Sending in 20kcps from a pulse generator with a pulse duration of 5µs, shows around 22000 in energy mode and only 16500 in geiger mode. This might be related to the fact that for geiger mode the dead time only reports as 1µs or sometimes even 0µs.
I'm not sure what's causing this, it's somewhat related to how the software takes in the interrupts behind the scenes and obviously, how the dead time is measured. For now, I'll leave the dead time correction in, though, because IMO it's much better to have it than not to, even if it's not 100% accurate.
In the future, I might add a small factor to the dead time to compensate delays in the interrupt that are not measured.
Further testing will reveal if this issue still persists on the Pico 2 with the significant decrease in dead time. I will update if I have any news.
Have you checked the elapsed time for ADC reading step here? I think that is the problem where the time may change sporadically.
I suggest to trigger the Raspberry Pi Pico 2's ADC without CPU intervention, utilize the Direct Memory Access (DMA) interface and a GPIO interrupt. Configure a GPIO pin to trigger the ADC conversion and link it to a DMA channel that will initiate the ADC read. The DMA channel can then store the ADC value in memory, and you can read it.
Have you checked the elapsed time for ADC reading step here?
Yes, of course, this time is added to the computed dead time. I think this has mostly something to do with a more or less constant overhead of the ISR getting called or something. The guys over at @OpenDosimeter did in fact add this kind of constant to the dead time and it looks like it works pretty well that way.
Q: Why you are attaching the interruption by falling not rising peak front in https://github.com/OpenGammaProject/Open-Gamma-Detector/blob/main/software/ogd_pico/ogd_pico.ino#L1302?
This is an easy and 100% safe way to only trigger the ADC readings when the peak and hold circuitry does not increase the peak voltage anymore. If you trigger at the rising edge, the ADC will read the voltage as soon as the peak is over the threshold, however, it will very likely not have settled yet.
This might help you resolve the issue. I've implemented a DMA-based ADC channel (checkout releases), which runs much faster compared to the CPU-based analogRead used in the eventInt method. Previously, I had about 11 µs of dead time; with DMA, it's down to just 2 µs. Of course, there's a tradeoff: I had to remove the temperature reading code due to the complexity of switching ADC channels mid-stream, which didn’t provide much benefit in return.
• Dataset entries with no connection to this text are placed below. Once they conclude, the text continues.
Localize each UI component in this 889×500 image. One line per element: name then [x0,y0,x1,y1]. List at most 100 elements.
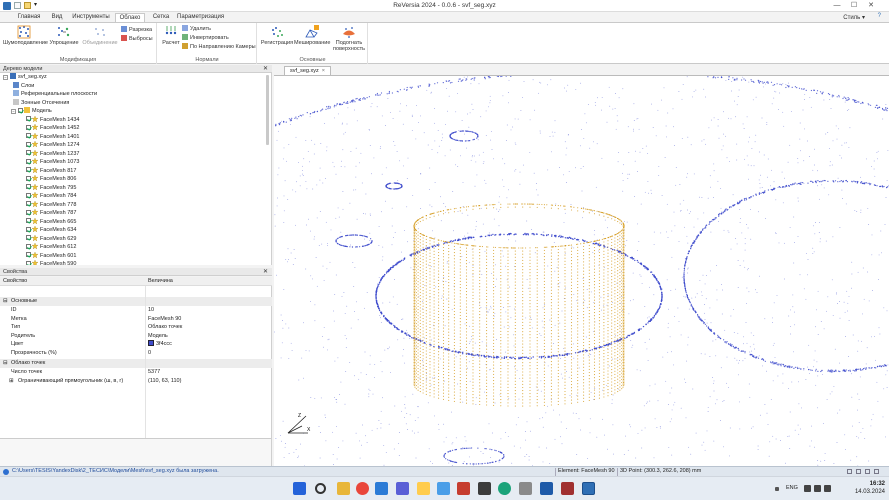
invert-normals-button[interactable]: Инвертировать [182,34,229,42]
tree-scrollbar[interactable] [266,75,269,145]
point [805,298,807,300]
visibility-checkbox[interactable] [18,107,23,113]
collapse-icon[interactable]: ⊟ [3,359,8,368]
model-tree-close-icon[interactable]: ✕ [263,65,268,73]
visibility-checkbox[interactable] [26,252,31,257]
visibility-checkbox[interactable] [26,209,31,215]
collapse-icon[interactable]: − [11,108,16,114]
tree-item-facemesh[interactable]: FaceMesh 817 [26,166,76,176]
point [344,312,346,314]
visibility-checkbox[interactable] [26,218,31,223]
visibility-checkbox[interactable] [26,158,31,164]
prop-row[interactable]: Тип Облако точек [0,323,272,332]
tree-node-layers[interactable]: Слои [13,81,34,91]
color-swatch[interactable] [148,340,154,346]
tree-item-facemesh[interactable]: FaceMesh 1401 [26,132,79,142]
tree-item-facemesh[interactable]: FaceMesh 590 [26,260,76,265]
prop-row-bounding-box[interactable]: ⊞ Ограничивающий прямоугольник (ш, в, г)… [0,377,272,386]
tree-item-facemesh[interactable]: FaceMesh 601 [26,251,76,261]
tab-parametrization[interactable]: Параметризация [177,13,224,22]
prop-row[interactable]: Родитель Модель [0,332,272,341]
visibility-checkbox[interactable] [26,235,31,240]
visibility-checkbox[interactable] [26,175,31,181]
visibility-checkbox[interactable] [26,124,31,130]
visibility-checkbox[interactable] [26,243,31,249]
tab-view[interactable]: Вид [48,13,66,22]
visibility-checkbox[interactable] [26,150,31,155]
visibility-checkbox[interactable] [26,260,31,265]
visibility-checkbox[interactable] [26,167,31,172]
registration-button[interactable]: Регистрация [260,25,294,46]
tree-item-facemesh[interactable]: FaceMesh 629 [26,234,76,244]
tree-node-ref-planes[interactable]: Референциальные плоскости [13,90,97,99]
tab-home[interactable]: Главная [14,13,44,22]
tree-item-facemesh[interactable]: FaceMesh 1434 [26,115,79,125]
point [582,278,584,279]
prop-row[interactable]: Метка FaceMesh 90 [0,315,272,324]
visibility-checkbox[interactable] [26,141,31,147]
prop-row[interactable]: ID 10 [0,306,272,315]
point [300,443,301,445]
point [529,247,531,249]
tree-item-facemesh[interactable]: FaceMesh 784 [26,192,76,201]
expand-icon[interactable]: ⊞ [9,377,14,386]
tree-root[interactable]: − svf_seg.xyz [3,73,47,82]
document-tab[interactable]: svf_seg.xyz × [284,66,331,75]
tree-node-model[interactable]: − Модель [11,107,52,116]
fit-surface-button[interactable]: Подогнать поверхность [331,25,367,52]
minimize-button[interactable]: — [830,1,844,11]
point-cloud-canvas[interactable]: Z X [274,76,889,466]
visibility-checkbox[interactable] [26,133,31,138]
sections-button[interactable]: Разрезка [121,26,152,34]
denoise-button[interactable]: Шумоподавление [3,25,48,46]
3d-viewport[interactable]: Z X [274,75,889,466]
delete-normals-button[interactable]: Удалить [182,25,211,33]
tab-mesh[interactable]: Сетка [149,13,173,22]
collapse-icon[interactable]: ⊟ [3,297,8,306]
tree-item-facemesh[interactable]: FaceMesh 1274 [26,141,79,150]
point [470,131,472,133]
point [726,341,728,343]
collapse-icon[interactable]: − [3,74,8,80]
visibility-checkbox[interactable] [26,201,31,206]
tree-item-facemesh[interactable]: FaceMesh 1452 [26,124,79,133]
point [747,164,749,166]
visibility-checkbox[interactable] [26,184,31,189]
tree-item-facemesh[interactable]: FaceMesh 665 [26,217,76,227]
tree-node-clipping[interactable]: Зонные Отсечения [13,98,69,108]
close-window-button[interactable]: ✕ [864,1,878,11]
point [465,263,468,265]
point [849,370,851,372]
prop-row[interactable]: Цвет 3f4ccc [0,340,272,349]
tree-item-facemesh[interactable]: FaceMesh 634 [26,226,76,235]
simplify-button[interactable]: Упрощение [47,25,81,46]
visibility-checkbox[interactable] [26,226,31,232]
document-tab-close-icon[interactable]: × [322,68,325,74]
tree-item-facemesh[interactable]: FaceMesh 806 [26,175,76,184]
style-dropdown[interactable]: Стиль ▾ [843,14,865,21]
properties-close-icon[interactable]: ✕ [263,268,268,276]
tree-item-facemesh[interactable]: FaceMesh 795 [26,183,76,193]
point [413,233,415,235]
prop-row[interactable]: Прозрачность (%) 0 [0,349,272,358]
visibility-checkbox[interactable] [26,192,31,198]
tab-tools[interactable]: Инструменты [70,13,112,22]
layers-icon [13,81,19,88]
point [701,320,703,322]
outliers-button[interactable]: Выбросы [121,35,153,43]
tree-item-facemesh[interactable]: FaceMesh 612 [26,243,76,252]
group-main[interactable]: ⊟ Основные [0,297,272,306]
merge-button[interactable]: Объединение [82,25,118,46]
tree-item-facemesh[interactable]: FaceMesh 1237 [26,149,79,159]
group-cloud[interactable]: ⊟ Облако точек [0,359,272,368]
tree-item-facemesh[interactable]: FaceMesh 787 [26,209,76,218]
compute-normals-button[interactable]: Расчет [160,25,182,46]
tree-item-facemesh[interactable]: FaceMesh 778 [26,200,76,210]
help-icon[interactable]: ? [878,13,881,19]
visibility-checkbox[interactable] [26,116,31,121]
normals-by-camera-button[interactable]: По Направлению Камеры [182,43,256,51]
maximize-button[interactable]: ☐ [847,1,861,11]
meshing-button[interactable]: Меширование [294,25,330,46]
tab-cloud[interactable]: Облако [115,13,145,22]
tree-item-facemesh[interactable]: FaceMesh 1073 [26,158,79,167]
Assuming the RP Pico 2 supports a 500 kSPS ADC sampling rate, this gives a theoretical throughput of 250 kcps, which is quite acceptable.
What are you comparing exactly?
The analogRead(pin) function, without DMA or anything, has a tested throughput of 260 ksps, which equates to short of 4 µs. Because of this, most of the dead time is not actually due to the ADC reads at all, but simply the data processing happening around that.
I was comparing the eventInt() procedure with and without if-else and other boilerplate code. You're right — readAnalog isn't a bottleneck in this method. I'm considering a variant using an external ADC with a built-in Sample & Hold function to eliminate all the mentioned boilerplate. In that case, the ADC could be triggered directly by a peak without CPU intervention. As a result, the ADC's digital output could be read quickly via sequential GPIO access. Of course, this sounds like a significant change and will lead a major version update.